Comparing Cancer Treatment to Bug Control
When farmers try to manage insects in their crops, they figure out what dose of pesticide yields the best results. They do this based on understanding which bugs are the most harmful to their crops and what level of poison best combats them. This analogy may send shivers up the spines of organic eaters out there, but it does have relevance to the way chemotherapy is used in treating cancer.
It turns out that not all cancer cells (i.e. insects in the crops) are equally harmful within a tumor. Some are much more aggressive. When a broad-based chemo is used to kill all the cancer cells, it often leaves behind the most resistant ones, allowing them an opportunity to take over the tumor.
A quick look at evolution explains this phenomenon. Dr. Robert Gatenby, chair of radiology and co-director of the cancer biology and evolution program at Moffitt Cancer Center and Research Institute, says “We tend to think of cancers as a competition between the tumor and the host, but at the level of the cancer cell, cancer cells are mostly competing with each other,” he says. Competition within a tumor reflects a basic evolutionary principle, one which cancer cells utilize as well as normal cells.
Given this theory, Gatenby and his team wondered about the perfect level of chemotherapy that would repress the more aggressive cells, rather than encourage them to overtake the less aggressive cells. In the experiment, they took cells from two different breast cancers and grew them in mice. The mice were then treated to two separate chemo protocols.

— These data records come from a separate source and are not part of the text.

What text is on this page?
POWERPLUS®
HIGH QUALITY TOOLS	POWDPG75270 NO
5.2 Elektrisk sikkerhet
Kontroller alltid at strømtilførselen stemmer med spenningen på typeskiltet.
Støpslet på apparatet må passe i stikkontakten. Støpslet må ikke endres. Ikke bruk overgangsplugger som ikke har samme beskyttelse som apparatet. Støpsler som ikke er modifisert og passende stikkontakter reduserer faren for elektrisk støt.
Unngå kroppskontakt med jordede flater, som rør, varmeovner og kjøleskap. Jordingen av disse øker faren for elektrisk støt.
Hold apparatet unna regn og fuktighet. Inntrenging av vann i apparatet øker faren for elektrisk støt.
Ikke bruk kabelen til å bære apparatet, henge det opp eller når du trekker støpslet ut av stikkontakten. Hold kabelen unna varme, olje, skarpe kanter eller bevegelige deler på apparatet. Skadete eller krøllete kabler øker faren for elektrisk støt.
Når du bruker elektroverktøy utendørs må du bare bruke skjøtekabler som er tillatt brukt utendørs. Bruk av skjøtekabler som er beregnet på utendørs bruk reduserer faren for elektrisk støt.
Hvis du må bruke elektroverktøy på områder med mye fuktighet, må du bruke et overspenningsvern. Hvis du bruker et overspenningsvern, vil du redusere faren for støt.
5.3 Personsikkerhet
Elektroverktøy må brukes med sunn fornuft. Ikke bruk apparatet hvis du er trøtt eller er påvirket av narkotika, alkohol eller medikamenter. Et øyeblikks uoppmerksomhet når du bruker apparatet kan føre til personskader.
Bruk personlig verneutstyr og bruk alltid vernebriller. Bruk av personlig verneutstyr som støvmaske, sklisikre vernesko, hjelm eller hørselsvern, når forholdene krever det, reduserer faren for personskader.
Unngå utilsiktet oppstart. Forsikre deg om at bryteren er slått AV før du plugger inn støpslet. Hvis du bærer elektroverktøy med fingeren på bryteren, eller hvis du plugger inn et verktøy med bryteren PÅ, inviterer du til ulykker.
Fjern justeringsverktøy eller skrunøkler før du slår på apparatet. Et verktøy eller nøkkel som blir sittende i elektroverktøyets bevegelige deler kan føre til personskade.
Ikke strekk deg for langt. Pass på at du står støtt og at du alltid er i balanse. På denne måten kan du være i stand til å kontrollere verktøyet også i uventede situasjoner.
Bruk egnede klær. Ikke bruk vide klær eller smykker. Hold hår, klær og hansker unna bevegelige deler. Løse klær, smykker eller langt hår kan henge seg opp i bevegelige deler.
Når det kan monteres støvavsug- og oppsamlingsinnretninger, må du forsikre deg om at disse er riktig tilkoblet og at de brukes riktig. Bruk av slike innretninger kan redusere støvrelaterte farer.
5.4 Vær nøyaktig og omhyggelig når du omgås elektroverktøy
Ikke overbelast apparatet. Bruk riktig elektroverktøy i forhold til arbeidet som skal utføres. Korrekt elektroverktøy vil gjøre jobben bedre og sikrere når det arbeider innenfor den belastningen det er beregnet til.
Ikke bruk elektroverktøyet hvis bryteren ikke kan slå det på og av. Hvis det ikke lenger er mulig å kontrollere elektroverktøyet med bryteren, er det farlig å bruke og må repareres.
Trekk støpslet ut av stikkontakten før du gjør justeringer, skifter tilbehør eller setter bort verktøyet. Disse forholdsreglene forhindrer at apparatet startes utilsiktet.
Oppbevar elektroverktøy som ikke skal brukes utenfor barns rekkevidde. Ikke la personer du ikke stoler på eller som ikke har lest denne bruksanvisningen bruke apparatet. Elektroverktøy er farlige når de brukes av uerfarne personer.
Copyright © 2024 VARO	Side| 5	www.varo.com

Group One mice were given lower-dose chemo and then skipped sessions if their tumors shrunk. Group Two mice were given continuous but gradually lower doses of chemo.
The researchers were surprised that 80% of the Group Two mice showed better response in reducing cancer growth. Some of the tumors disappeared completely.
This research is in its early stages and requires quite a bit of personalized chemotherapy analysis. One fly in the ointment – patients have to overcome the mindset that cancer treatment kills all cancer cells. They have to be content with the knowledge that not all cancer cells need to leave the body in order for a treatment to be successful.
In other words, leave the ladybugs and kill the locusts.